I have known her son from the time he had no hair in his armpits. He’s actually a well-mannered boy, just that he is easily influenced. She also laments about the increasing levels of violence. ‘Many of his friends now have guns. I have
told him not to see these friends, they are not good. If they have problems, he will be involved’.

‘Let me show you something’. I follow her into the house, where she produces what looks like a baton, about two and a half feet long. ‘Hold this’, she says. Hmmm. It’s about an inch in diameter. The lower bit is solid
metal, and it looks like an aluminium tube has been riveted on and painted black. ‘I confiscated this from my son. He says it belongs to a friend, and he just borrowed it, but that’s beside the point’. She then does something
totally unexpected. In one deft movement, she pulls the black tube off, flips it around, and it clicks into the back of the handle. Bloody hell! It was a scabbard, and concealed a blade almost the length of the tube. She now has a weapon almost
twice it’s original length. My blood ran cold.

‘I bring it with me when we go on the neighbourhood watch’. The neighbourhood watch is organised by the village headman. He gets volunteers from different households to meet at his house, then they make several rounds of the village in his
pickup truck on the lookout for anything amiss, and end up around midnight. The police do their motorbike patrols after that.

By now it is late afternoon, and a lot of food, whisky and beer has been consumed. Someone comes running from the temple. ‘Don’t go for the prayers tonight! There is a bad smell!’ The refrigeration unit for Aey’s coffin had
shorted out, with the inevitable consequences.

Lek said, ‘She doesn’t want to go. This is her way of showing it’.

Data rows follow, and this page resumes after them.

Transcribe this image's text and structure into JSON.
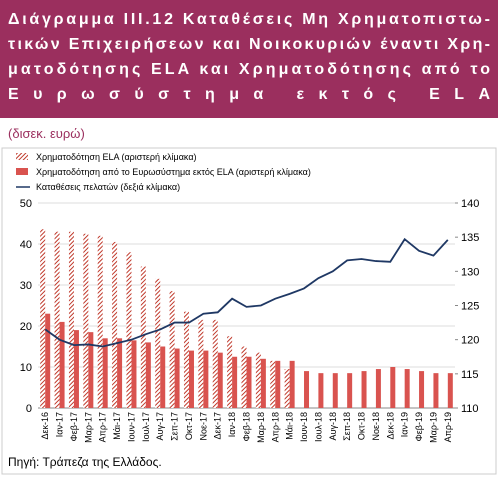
{
  "chart_data": {
    "type": "bar-line",
    "title_lines": [
      "Διάγραμμα ΙΙΙ.12 Καταθέσεις Μη Χρηματοπιστω-",
      "τικών Επιχειρήσεων και Νοικοκυριών έναντι Χρη-",
      "ματοδότησης ELA και Χρηματοδότησης από το",
      "Ευρωσύστημα εκτός ELA"
    ],
    "subtitle": "(δισεκ. ευρώ)",
    "source": "Πηγή: Τράπεζα της Ελλάδος.",
    "categories": [
      "Δεκ-16",
      "Ιαν-17",
      "Φεβ-17",
      "Μαρ-17",
      "Απρ-17",
      "Μάι-17",
      "Ιουν-17",
      "Ιουλ-17",
      "Αυγ-17",
      "Σεπ-17",
      "Οκτ-17",
      "Νοε-17",
      "Δεκ-17",
      "Ιαν-18",
      "Φεβ-18",
      "Μαρ-18",
      "Απρ-18",
      "Μάι-18",
      "Ιουν-18",
      "Ιουλ-18",
      "Αυγ-18",
      "Σεπ-18",
      "Οκτ-18",
      "Νοε-18",
      "Δεκ-18",
      "Ιαν-19",
      "Φεβ-19",
      "Μαρ-19",
      "Απρ-19"
    ],
    "series": [
      {
        "name": "Χρηματοδότηση ELA (αριστερή κλίμακα)",
        "color": "#c0392b",
        "hatch": true,
        "kind": "bar",
        "values": [
          43.6,
          43,
          43,
          42.5,
          42,
          40.5,
          38,
          34.5,
          31.5,
          28.5,
          23.5,
          21.5,
          21.5,
          17.5,
          15,
          13.5,
          11.5,
          9.5,
          0,
          0,
          0,
          0,
          0,
          0,
          0,
          0,
          0,
          0,
          0
        ]
      },
      {
        "name": "Χρηματοδότηση από το Ευρωσύστημα εκτός ELA (αριστερή κλίμακα)",
        "color": "#d9534f",
        "hatch": false,
        "kind": "bar",
        "values": [
          23,
          21,
          19,
          18.5,
          17,
          17,
          16.5,
          16,
          15,
          14.5,
          14,
          14,
          13.5,
          12.5,
          12.5,
          12,
          11.5,
          11.5,
          9,
          8.5,
          8.5,
          8.5,
          9,
          9.5,
          10,
          9.5,
          9,
          8.5,
          8.5
        ]
      },
      {
        "name": "Καταθέσεις πελατών (δεξιά κλίμακα)",
        "color": "#1f3864",
        "kind": "line",
        "axis": "y2",
        "values": [
          121.5,
          120,
          119.2,
          119.3,
          119,
          119.5,
          120,
          120.8,
          121.5,
          122.5,
          122.5,
          123.8,
          124,
          126,
          124.8,
          125,
          126,
          126.7,
          127.5,
          129,
          130,
          131.6,
          131.8,
          131.5,
          131.4,
          134.7,
          133,
          132.3,
          134.6
        ]
      }
    ],
    "ylim": [
      0,
      50
    ],
    "yticks": [
      0,
      10,
      20,
      30,
      40,
      50
    ],
    "y2lim": [
      110,
      140
    ],
    "y2ticks": [
      110,
      115,
      120,
      125,
      130,
      135,
      140
    ],
    "grid": true
  }
}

‘Why do you say that?’ I ask.

Lek continues, ‘When the train hit the pickup, it split it open and dragged it for almost fifty meters. Aey’s head hit one of the posts, leaving half her brain scattered around. No one bothered to scrape up the remains, so she’s unhappy
that her brains are still there drying in the sun’.

I did not go for prayers that night.

The cremations took place the next day without a hitch. I declined any alcohol as I would be driving back to Bangkok immediately afterward. It’s sad when you think about how many lives are claimed by accidents, and really hits home when you have
to attend something like this.

Lek waves to me as I am leaving. ‘Can you give me a lift to the shop that does the sewing machines?’

Sure, it’s on my way. ‘What are you going to do there?’

‘I’m getting this sharpened’, she smiles. And holds up the baton.

Stickman's thoughts:

I've only been to a few funerals in Thailand. Totally different to Western affairs. The atmosphere can feel more like a party than a Western funeral.